Phylogeographic patterns of Group C, widely distributed in northeastern Japan, remarkably differ from those of Groups A and B in southwestern Japan. Subclades C-2 (JOE) and C-3 (FUJ) occurred in narrow areas in the western edges of Group C’s range (Fig. 3) and were inferred to be differentiated from other subclades in the early Pleistocene (Fig. 4; nodes 15 and 16). In contrast, subclade C-1 (WEH) was distributed in almost all areas of eastern Honshu, excluding the range of subclade C-3 (FUJ), without remarkable regional differentiation. NCPA and demographic analyses indicated that this subclade rapidly expanded from the Yamagata area (the Sea of Japan side of northern Honshu; Fig. 7) since about 0.3 Ma (Figs. 6, 7; ESM Table S3). The Yamagata area is known as a biogeographically unique area where several freshwater fish species are found as relics (e.g., nine-spined stickleback Pungitius sp., Takahashi et al. 2001; Cottus nozawae, see Yokoyama and Goto 2002). The phylogeographic patterns of Group C of P. esocinus, as well as the presence of these relics, imply that the Yamagata area has maintained stable freshwater environments and taken the role of an important refugium for freshwater fishes since the middle Pleistocene.

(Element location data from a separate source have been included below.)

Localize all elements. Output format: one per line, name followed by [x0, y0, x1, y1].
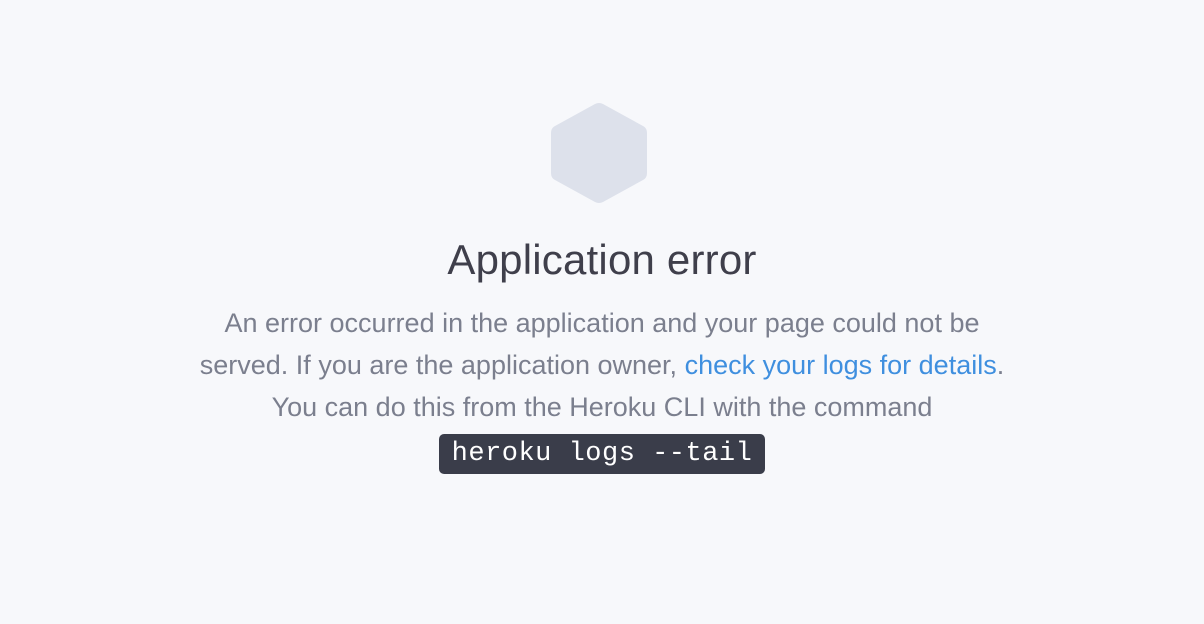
message-line-2-text: served. If you are the application owner…: [199, 350, 685, 380]
message-line-2-period: .: [996, 350, 1005, 380]
message-line-3: You can do this from the Heroku CLI with…: [271, 392, 933, 422]
message-line-2: served. If you are the application owner…: [130, 344, 1074, 386]
check-logs-link[interactable]: check your logs for details: [685, 350, 997, 380]
command-wrapper: heroku logs --tail: [130, 430, 1074, 474]
cli-command: heroku logs --tail: [438, 434, 766, 474]
error-page: Application error An error occurred in t…: [0, 0, 1204, 624]
page-title: Application error: [447, 236, 757, 283]
message-line-1: An error occurred in the application and…: [224, 308, 980, 338]
error-message: An error occurred in the application and…: [130, 302, 1074, 474]
hexagon-icon: [551, 103, 647, 203]
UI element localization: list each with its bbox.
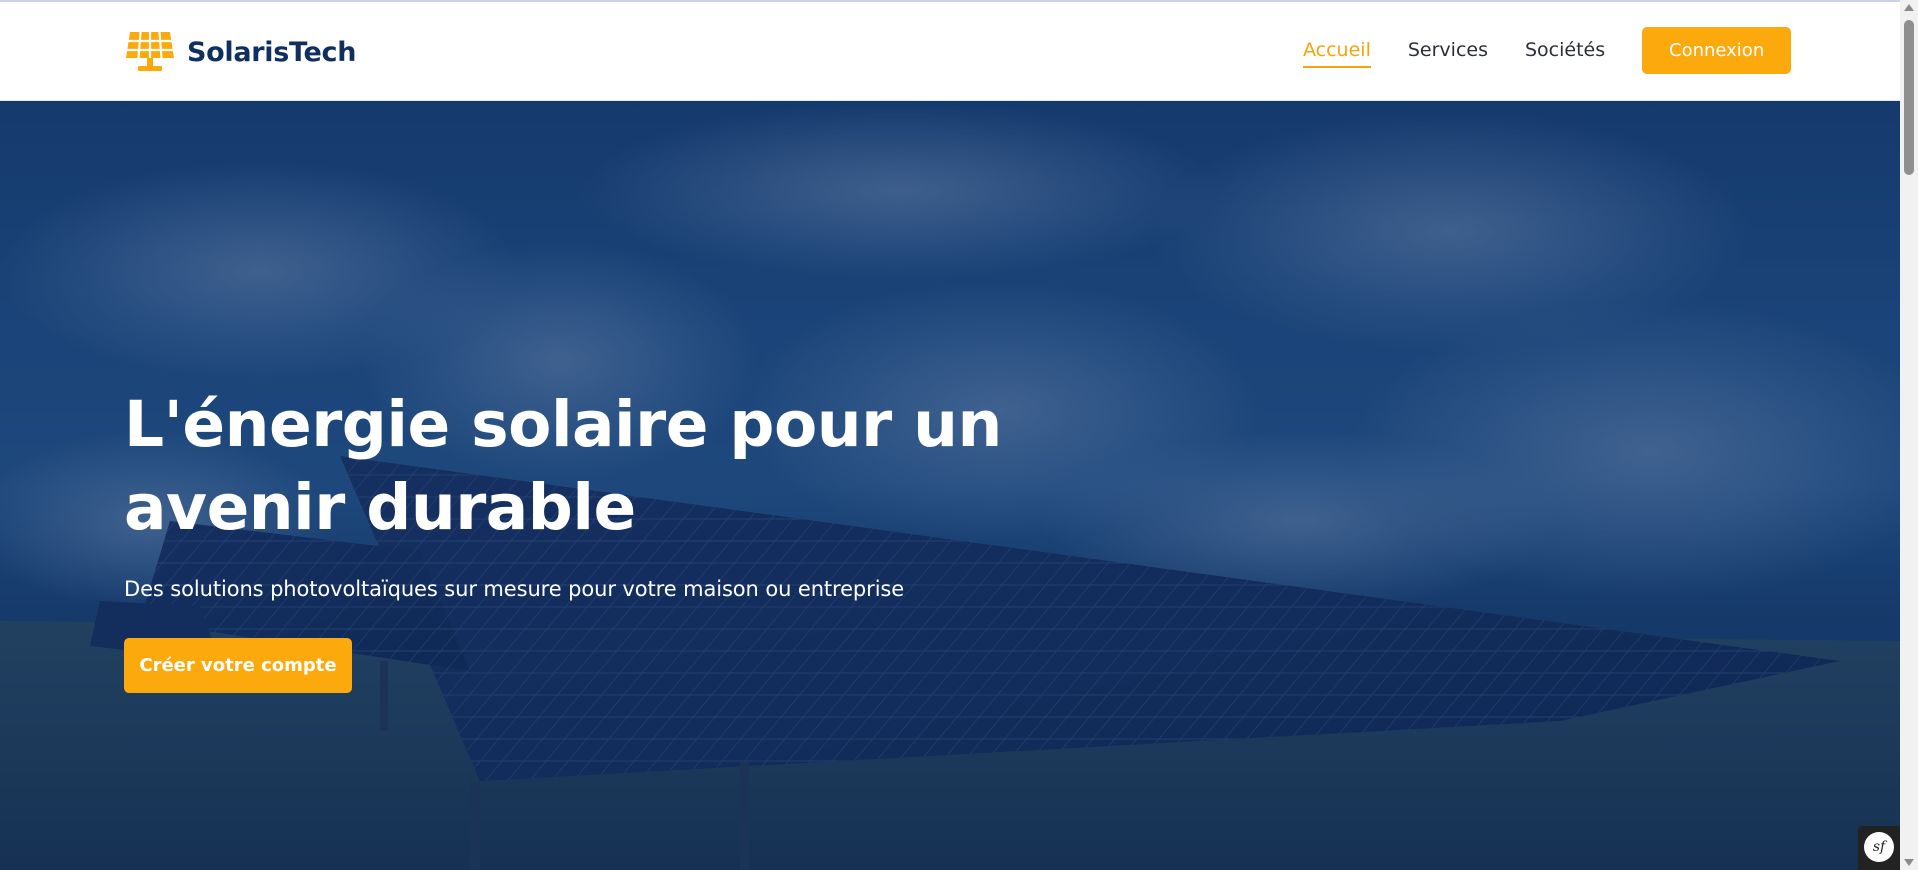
hero-title: L'énergie solaire pour un avenir durable [124, 383, 1024, 549]
nav-item-societes[interactable]: Sociétés [1525, 27, 1605, 74]
hero-content: L'énergie solaire pour un avenir durable… [124, 383, 1024, 693]
nav-item-accueil[interactable]: Accueil [1303, 27, 1371, 74]
hero-section: L'énergie solaire pour un avenir durable… [0, 101, 1900, 870]
main-nav: Accueil Services Sociétés Connexion [1303, 27, 1792, 74]
create-account-button[interactable]: Créer votre compte [124, 638, 352, 693]
brand-logo[interactable]: SolarisTech [124, 30, 356, 74]
scroll-down-arrow-icon[interactable] [1904, 859, 1914, 866]
hero-title-line1: L'énergie solaire pour un [124, 388, 1002, 461]
site-header: SolarisTech Accueil Services Sociétés Co… [0, 2, 1900, 101]
brand-name: SolarisTech [187, 36, 357, 68]
hero-subtitle: Des solutions photovoltaïques sur mesure… [124, 577, 905, 601]
hero-title-line2: avenir durable [124, 471, 636, 544]
debug-toolbar-toggle[interactable]: sf [1858, 826, 1900, 870]
login-button[interactable]: Connexion [1642, 27, 1792, 74]
symfony-icon: sf [1864, 832, 1894, 862]
page-scrollbar[interactable] [1900, 0, 1918, 870]
nav-item-services[interactable]: Services [1408, 27, 1488, 74]
scroll-thumb[interactable] [1904, 20, 1914, 175]
solar-panel-icon [126, 31, 174, 71]
scroll-up-arrow-icon[interactable] [1904, 4, 1914, 11]
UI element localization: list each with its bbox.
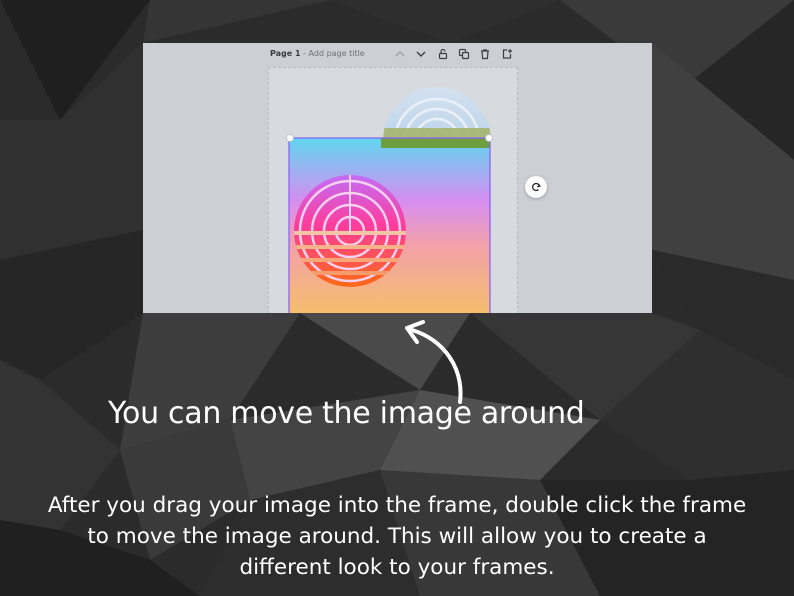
caption-text: You can move the image around [108, 396, 585, 431]
frame-layer [286, 87, 493, 313]
rotate-button[interactable] [525, 176, 547, 198]
editor-screenshot: Page 1 - Add page title [143, 43, 652, 313]
instructions-line: different look to your frames. [239, 555, 555, 580]
rotate-icon [532, 182, 541, 192]
image-frame[interactable] [288, 137, 491, 313]
resize-handle[interactable] [485, 134, 493, 142]
instructions-line: After you drag your image into the frame… [47, 493, 747, 518]
caption-heading: You can move the image around [108, 396, 588, 431]
resize-handle[interactable] [286, 134, 294, 142]
curved-arrow-icon [405, 320, 463, 404]
instructions-text: After you drag your image into the frame… [12, 490, 782, 583]
instructions-line: to move the image around. This will allo… [87, 524, 707, 549]
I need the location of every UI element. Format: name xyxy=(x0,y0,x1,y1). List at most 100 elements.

The contrasting phylogeographic patterns between northeastern and southwestern Japan probably reflect their topographic and geohistorical differences. The wide distribution range and rapid expansion of subclade C-1 (WEH) suggest that the Ou Mountains, the backbone mountain range of northeastern Japan, did not function as a critical migration barrier for P. esocinus. The Ou Mountains run north to south throughout eastern Honshu and have been actively uplifted since 3 Ma (Nakajima et al. 2006; Fig. 3). All large river systems in eastern Honshu flow out from the Ou Mountains, and the river systems flowing to the Sea of Japan and the Pacific Ocean are often divided by a low elevation watershed with an accompanying basin (Kaizuka and Chinzei 1986). These geographic conditions and tectonic movements might have enabled some freshwater fishes to expand their ranges in northeastern Japan even after the middle Pleistocene. Similar contrasting patterns between northwestern and southeastern Japan are exhibited by the freshwater lamprey Lethenteron reissneri species complex (Yamazaki et al. 2003). However, the cause of a presumable range reduction and vicariance preceding the expansion of subclade C-1 is unclear. Also, contrasting with the above cases, some freshwater animals show genetic differentiation between regional populations divided by the Ou Mountains (e.g., loach Lefua echigonia, see Mihara et al. 2005; giant water bug Appasus major, see Suzuki et al. 2014). Further comparative phylogeographic studies are necessary to elucidate which geographic and geologic events, such as orogenic/volcanic activities and sea-level fluctuations, have influenced the formation of freshwater fauna and phylogeographic structure in northeastern Japan.